The article posits that the Fed may have to start rising rates sooner, and more aggressively, than planned if the current labor shortage persists and wages continue to rise. Personally, I have a hard time cheering against higher wages. I remember staring at many a paycheck and thinking, “I’m worth way more than this.” And I suspect a lot of today’s workers similarly rebel against the notion that rising wages are a problem.

But rising prices are another issue. If wage gains and supply shortages continue to put upward pressure on prices, especially prices of consumer items tracked by key inflation measures, that could indeed lead to higher rates and put a damper on demand for dividend paying stocks, which have served as something of a stand in for bonds during this long period of historically low interest rates.

I pared my energy holdings a little bit this past week (and partly to free up funds to place my bet on TOST). For the most part, I’m sticking by my portfolio. But I wouldn’t be surprised to see stocks give back some of the big gains they’ve made in recent years. If I’m right, it may be better to wait to buy into the dividend world.

Mercury Retrograde

What do a 99 year old chairman, takeover rumors, and a 4.2% dividend portend? Perhaps a buying opportunity. Recently, Barron’s profiled Mercury General (ticker MCY), a California auto insurer that looks like a rare opportunity to buy a stock at an attractive price in today’s bullish stock market.

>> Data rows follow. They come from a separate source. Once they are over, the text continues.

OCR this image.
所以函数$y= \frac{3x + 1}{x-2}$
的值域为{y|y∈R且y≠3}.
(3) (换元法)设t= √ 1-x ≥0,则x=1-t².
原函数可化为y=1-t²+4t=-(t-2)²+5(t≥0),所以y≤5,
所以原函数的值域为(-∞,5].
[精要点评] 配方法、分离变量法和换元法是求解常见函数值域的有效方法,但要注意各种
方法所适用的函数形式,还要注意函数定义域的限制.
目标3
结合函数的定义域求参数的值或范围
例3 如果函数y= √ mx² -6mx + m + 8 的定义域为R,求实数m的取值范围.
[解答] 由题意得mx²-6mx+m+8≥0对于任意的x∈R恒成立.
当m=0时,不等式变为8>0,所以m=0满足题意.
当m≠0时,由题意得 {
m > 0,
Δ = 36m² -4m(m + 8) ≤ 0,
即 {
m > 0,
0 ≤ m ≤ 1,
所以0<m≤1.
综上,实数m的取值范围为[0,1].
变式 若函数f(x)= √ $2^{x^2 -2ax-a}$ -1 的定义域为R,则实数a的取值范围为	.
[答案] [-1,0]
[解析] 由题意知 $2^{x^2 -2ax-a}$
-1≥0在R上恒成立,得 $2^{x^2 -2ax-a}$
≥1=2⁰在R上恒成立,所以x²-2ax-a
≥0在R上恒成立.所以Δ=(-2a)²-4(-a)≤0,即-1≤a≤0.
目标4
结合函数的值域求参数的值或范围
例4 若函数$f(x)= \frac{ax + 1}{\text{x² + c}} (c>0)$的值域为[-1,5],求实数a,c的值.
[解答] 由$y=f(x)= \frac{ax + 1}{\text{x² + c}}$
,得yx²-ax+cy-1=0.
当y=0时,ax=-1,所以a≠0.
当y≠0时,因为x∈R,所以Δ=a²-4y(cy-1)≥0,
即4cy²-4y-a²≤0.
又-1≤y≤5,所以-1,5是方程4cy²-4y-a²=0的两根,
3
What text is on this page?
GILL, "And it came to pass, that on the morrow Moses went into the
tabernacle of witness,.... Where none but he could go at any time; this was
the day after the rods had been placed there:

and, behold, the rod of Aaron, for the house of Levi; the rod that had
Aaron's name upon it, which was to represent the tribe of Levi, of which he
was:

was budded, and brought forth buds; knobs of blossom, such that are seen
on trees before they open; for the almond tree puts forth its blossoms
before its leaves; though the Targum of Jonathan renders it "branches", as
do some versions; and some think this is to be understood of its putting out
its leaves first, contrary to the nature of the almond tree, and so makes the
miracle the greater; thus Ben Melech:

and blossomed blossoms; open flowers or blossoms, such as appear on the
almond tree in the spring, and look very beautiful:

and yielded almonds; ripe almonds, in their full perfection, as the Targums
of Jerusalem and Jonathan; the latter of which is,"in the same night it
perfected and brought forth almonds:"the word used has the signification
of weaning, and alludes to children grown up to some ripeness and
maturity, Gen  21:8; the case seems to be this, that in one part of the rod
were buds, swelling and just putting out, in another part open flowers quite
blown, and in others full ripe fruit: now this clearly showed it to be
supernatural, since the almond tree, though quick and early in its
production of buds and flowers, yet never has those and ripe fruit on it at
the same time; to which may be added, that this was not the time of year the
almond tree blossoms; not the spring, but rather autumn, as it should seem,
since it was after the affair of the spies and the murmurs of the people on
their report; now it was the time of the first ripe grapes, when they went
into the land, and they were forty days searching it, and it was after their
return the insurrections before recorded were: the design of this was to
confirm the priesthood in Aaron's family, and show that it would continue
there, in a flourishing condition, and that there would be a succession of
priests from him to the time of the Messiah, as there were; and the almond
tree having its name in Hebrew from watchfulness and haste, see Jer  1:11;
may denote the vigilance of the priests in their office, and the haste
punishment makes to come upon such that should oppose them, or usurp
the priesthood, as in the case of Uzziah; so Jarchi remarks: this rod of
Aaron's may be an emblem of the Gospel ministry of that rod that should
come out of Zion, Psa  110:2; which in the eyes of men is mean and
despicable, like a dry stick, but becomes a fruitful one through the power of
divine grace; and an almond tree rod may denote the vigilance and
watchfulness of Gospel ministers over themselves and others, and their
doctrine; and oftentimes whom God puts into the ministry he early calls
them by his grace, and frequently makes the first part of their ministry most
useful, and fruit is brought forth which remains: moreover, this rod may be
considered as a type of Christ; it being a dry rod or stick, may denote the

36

The PE ratio is attractive at about 7, or 14 for a forward PE ratio. At a market cap just above $3 billion, Barron’s says the stock could be an attractive takeover target for a larger auto insurer seeking a bigger presence in the California market, where Mercury General is the fourth largest auto insurer in the Golden State. The company also engages in other property and casualty business.

The stock price is up 34% year-over-year, but that’s in line with the overall market’s rapid rise over the past couple of years. Over the past five years, the stock is up only 9%, so it still looks like a possibly underpriced opportunity.

The short ratio, at 2.5% of float, is higher than average but not alarming. If I were in a mood and position to add a company to my portfolio right now, I think Mercury General might be the one. For a small to mid cap stock, the risk reward potential looks good.

The High Price of Everything

Well, inflation clocked in at 5.4% in May, reigniting fears that rising prices are an endemic challenge. But frankly, the stock market seems to have shrugged the news off, with the major US indices down about a third of a percent the day the news came out.

And economists were quick to downplay the June inflation spike. Prices were sharply higher in several areas, such as hotels and airfare, that were down sharply a year earlier due to the pandemic. The economic consensus seems to be that the June number was a blip rather than a trend. I hope the economic consensus is correct.

I’m worried by consistently rising home prices, which tend to be underrepresented in the inflation numbers because the government has a complicated way of measuring “imputed rents” to offset higher home prices with lower interest rates, which reduce home payments for homebuyers financing their purchase with a mortgage. Personally, I think they should just measure the rise in home prices and not try to “impute” the impact of other economic factors on the cost of housing. But that’s an argument for another day.

At the moment, I’m pleased my dividend-heavy stock portfolio hasn’t taken more of a hit from rising inflation. Only my financial stock, Wells Fargo, and a REIT, Kimco, declined significantly today, about 2% each. Otherwise, my portfolio hung in there with only fractional price declines. And my tech stocks actually saw small gains on the day.

Still, inflationary expectations are a threat to dividend paying stocks, so I’ll be keeping a close eye on things.